Obama invalidates critics’ expectations by visiting father's land

When Barack Obama visited Kenya for the first time nearly 30 years ago, he was astonished that an airport worker recognised his last name.

It was a striking experience for a young man — and future American President — struggling to understand how a country he had never seen and a Kenyan family he barely knew had shaped his identity.

"My name belonged and so I belonged, drawn into a web of relationships, alliances and grudges I did not yet understand," Obama wrote about the airport encounter in his memoir, 'Dreams From My Father'.

This week, Obama will make his first visit to Kenya as US President, a trip that will bear little resemblance to the 1988 one, when he arrived aboard a commercial flight and his luggage went missing. Now, Air Force One will take Obama to a country where children, roads and schools now bear his name and the world leader is seen as a local son.

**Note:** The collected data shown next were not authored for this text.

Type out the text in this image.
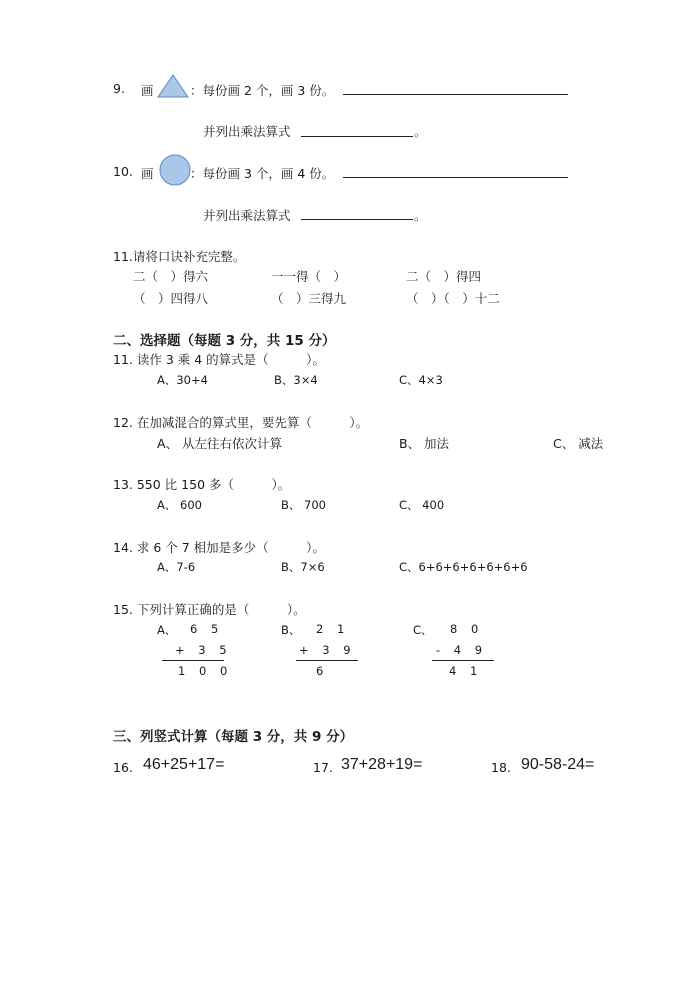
9. 画	：每份画 2 个，画 3 份。
并列出乘法算式	。
10. 画	：每份画 3 个，画 4 份。
并列出乘法算式	。
11.请将口诀补充完整。
二（　）得六	一一得（　）	二（　）得四
（　）四得八	（　）三得九	（　）（　）十二
二、选择题（每题 3 分，共 15 分）
11. 读作 3 乘 4 的算式是（　　　）。
A、30+4	B、3×4	C、4×3
12. 在加减混合的算式里，要先算（　　　）。
A、 从左往右依次计算	B、 加法	C、 减法
13. 550 比 150 多（　　　）。
A、 600	B、 700	C、 400
14. 求 6 个 7 相加是多少（　　　）。
A、7-6	B、7×6	C、6+6+6+6+6+6+6
15. 下列计算正确的是（　　　）。
A、 6 5
+ 3 5
1 0 0
B、 2 1
+ 3 9
6
C、 8 0
- 4 9
4 1
三、列竖式计算（每题 3 分，共 9 分）
16. 46+25+17=	17. 37+28+19=	18. 90-58-24=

Yet traveling with the trappings of the presidency appears likely to diminish the fulfillment of a trip to his father's homeland.

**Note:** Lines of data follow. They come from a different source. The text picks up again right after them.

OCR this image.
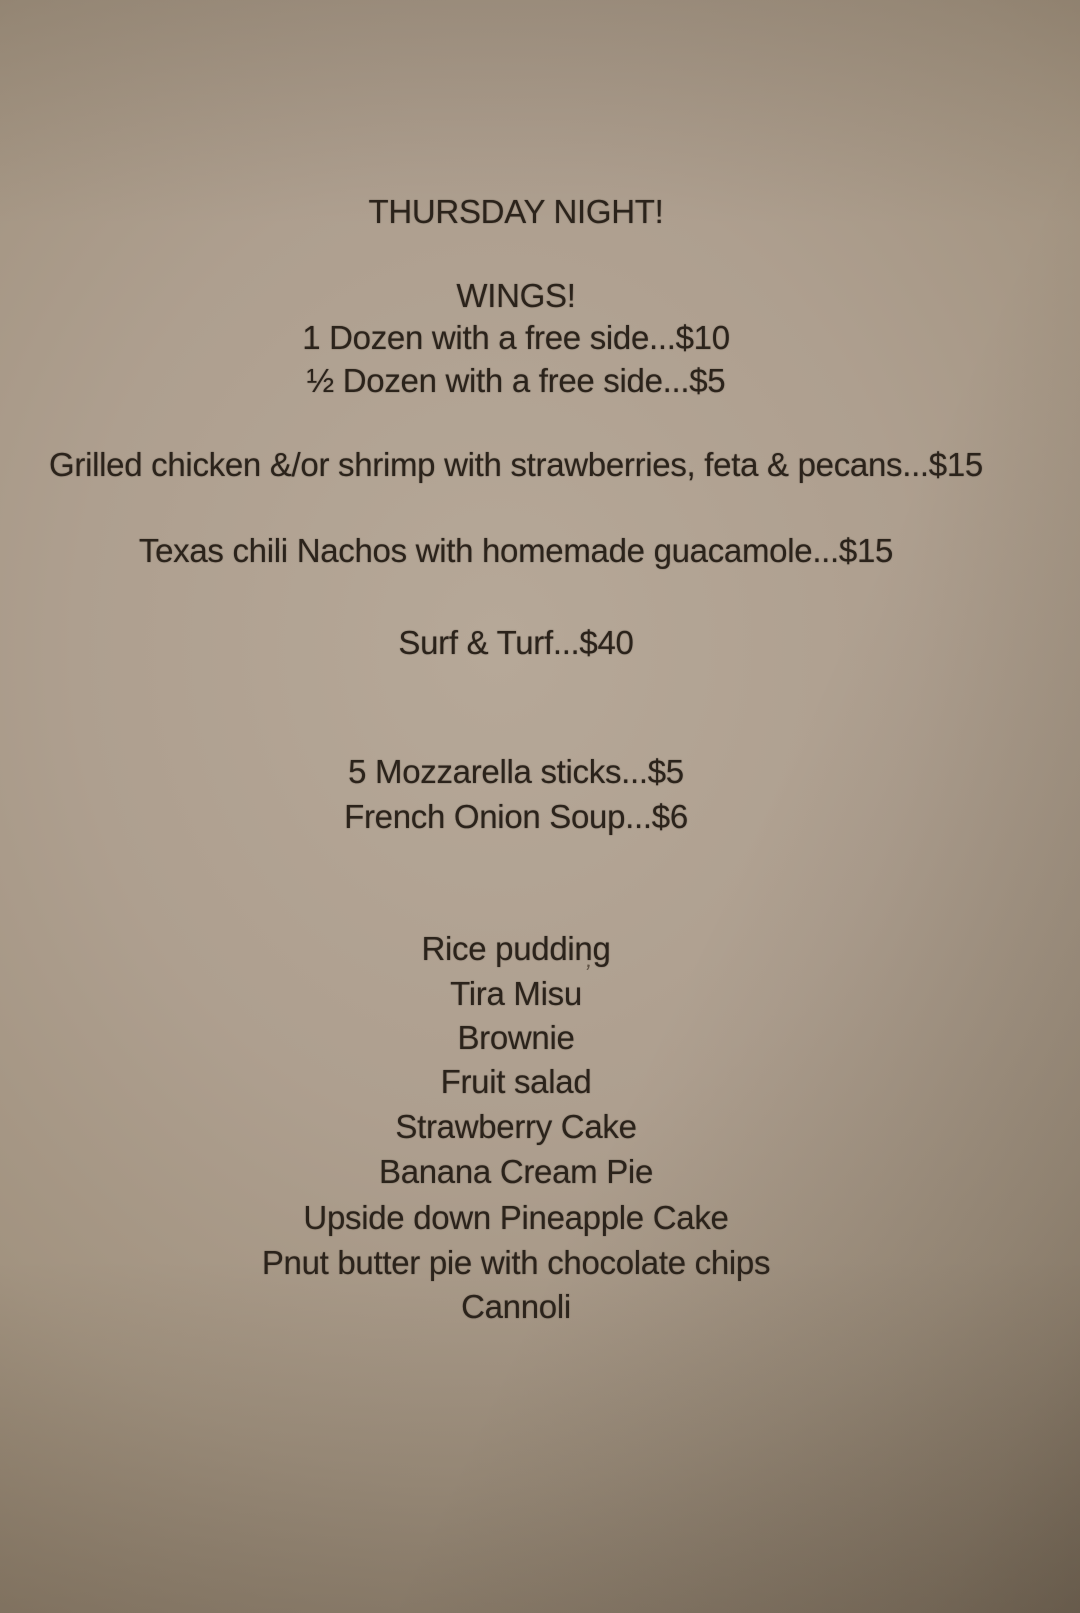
THURSDAY NIGHT!
WINGS!
1 Dozen with a free side...$10
½ Dozen with a free side...$5
Grilled chicken &/or shrimp with strawberries, feta & pecans...$15
Texas chili Nachos with homemade guacamole...$15
Surf & Turf...$40
5 Mozzarella sticks...$5
French Onion Soup...$6
Rice pudding
Tira Misu
Brownie
Fruit salad
Strawberry Cake
Banana Cream Pie
Upside down Pineapple Cake
Pnut butter pie with chocolate chips
Cannoli
’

"I'll be honest with you, visiting Kenya as a private citizen is probably more meaningful to me than visiting as President because I can actually get outside of a hotel room or a conference center," he said last week, adding that his trip still would be 'symbolically important.'

Security concerns and the logistics of presidential travel will keep Obama at a distance from most Kenyans. He will skip a visit to K'Ogelo, the rural village in Western Kenya where his father was born and buried, and where his step grandmother and other family members still live.

Obama's two days of events will be confined to Nairobi, where he will meet with President Uhuru Kenyatta, attend the Global Entrepreneurship Summit and speak to Opposition and civil society leaders.

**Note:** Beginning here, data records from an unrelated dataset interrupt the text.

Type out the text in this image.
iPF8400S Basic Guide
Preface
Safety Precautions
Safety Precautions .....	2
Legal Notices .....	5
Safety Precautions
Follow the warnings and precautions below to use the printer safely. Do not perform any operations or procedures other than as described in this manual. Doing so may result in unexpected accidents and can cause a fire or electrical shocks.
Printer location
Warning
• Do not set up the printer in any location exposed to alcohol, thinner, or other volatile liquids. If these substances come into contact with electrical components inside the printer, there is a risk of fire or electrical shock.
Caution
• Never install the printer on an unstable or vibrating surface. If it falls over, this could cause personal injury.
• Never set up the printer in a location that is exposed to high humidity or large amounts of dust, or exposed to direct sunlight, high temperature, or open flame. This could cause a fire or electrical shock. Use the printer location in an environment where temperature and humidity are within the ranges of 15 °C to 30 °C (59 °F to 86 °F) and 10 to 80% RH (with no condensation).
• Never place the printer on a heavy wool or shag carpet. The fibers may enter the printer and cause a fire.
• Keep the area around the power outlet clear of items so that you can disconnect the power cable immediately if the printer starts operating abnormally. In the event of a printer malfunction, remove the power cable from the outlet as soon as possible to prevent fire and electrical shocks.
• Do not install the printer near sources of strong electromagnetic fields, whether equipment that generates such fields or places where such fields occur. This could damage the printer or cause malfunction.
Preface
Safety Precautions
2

Despite the limits on Obama's movement and interactions with the Kenyan people, his visit is highly anticipated in the East African nation. Even when he made a visit to Kenya in 2006 as a US senator, he was greeted by cheering crowds.

Ahead of Obama's arrival Friday, some Kenyans had adopted a rousing segment of an Obama speech as their cellphone ringtone. US and Kenyan flags lined the road leading from Nairobi's main airport.

Before Obama's travel plans were announced, there had been some disappointment that the US president who has written and spoken emotionally of his Kenyan roots, had not returned since taking office. Analysts questioned whether America's first black president was missing an opportunity to give Africa more prominence in US foreign policy.

Much of Obama's international focus in his first term was on strengthening ties with Asia and trying to reset US policy in the Middle East. His only visit to sub-Saharan Africa during his first four years in office was a short stop in Ghana.

At the time, there was persistent and inaccurate speculation that he was born in Kenya, not in US. Some political opponents tried to use the rumors to undercut his eligibility for president. As late as 2011, a CBS/New York Times poll showed that one-quarter of all Americans believed Obama was not born in the US.

Obama's re-election raised renewed hopes for a visit to Kenya, but the political situation there complicated those plans. President Kenyatta was facing charges at the International Criminal Court.

"The timing is not right for me as the US president to be visiting Kenya when those issues are still being worked," Obama said of his decision to pass over Kenya in favour of South Africa, Tanzania and Senegal during a 2013 trip to Africa. The charges against President Kenyatta were ultimately dropped, clearing the way for Obama to finally visit his father's home country as president.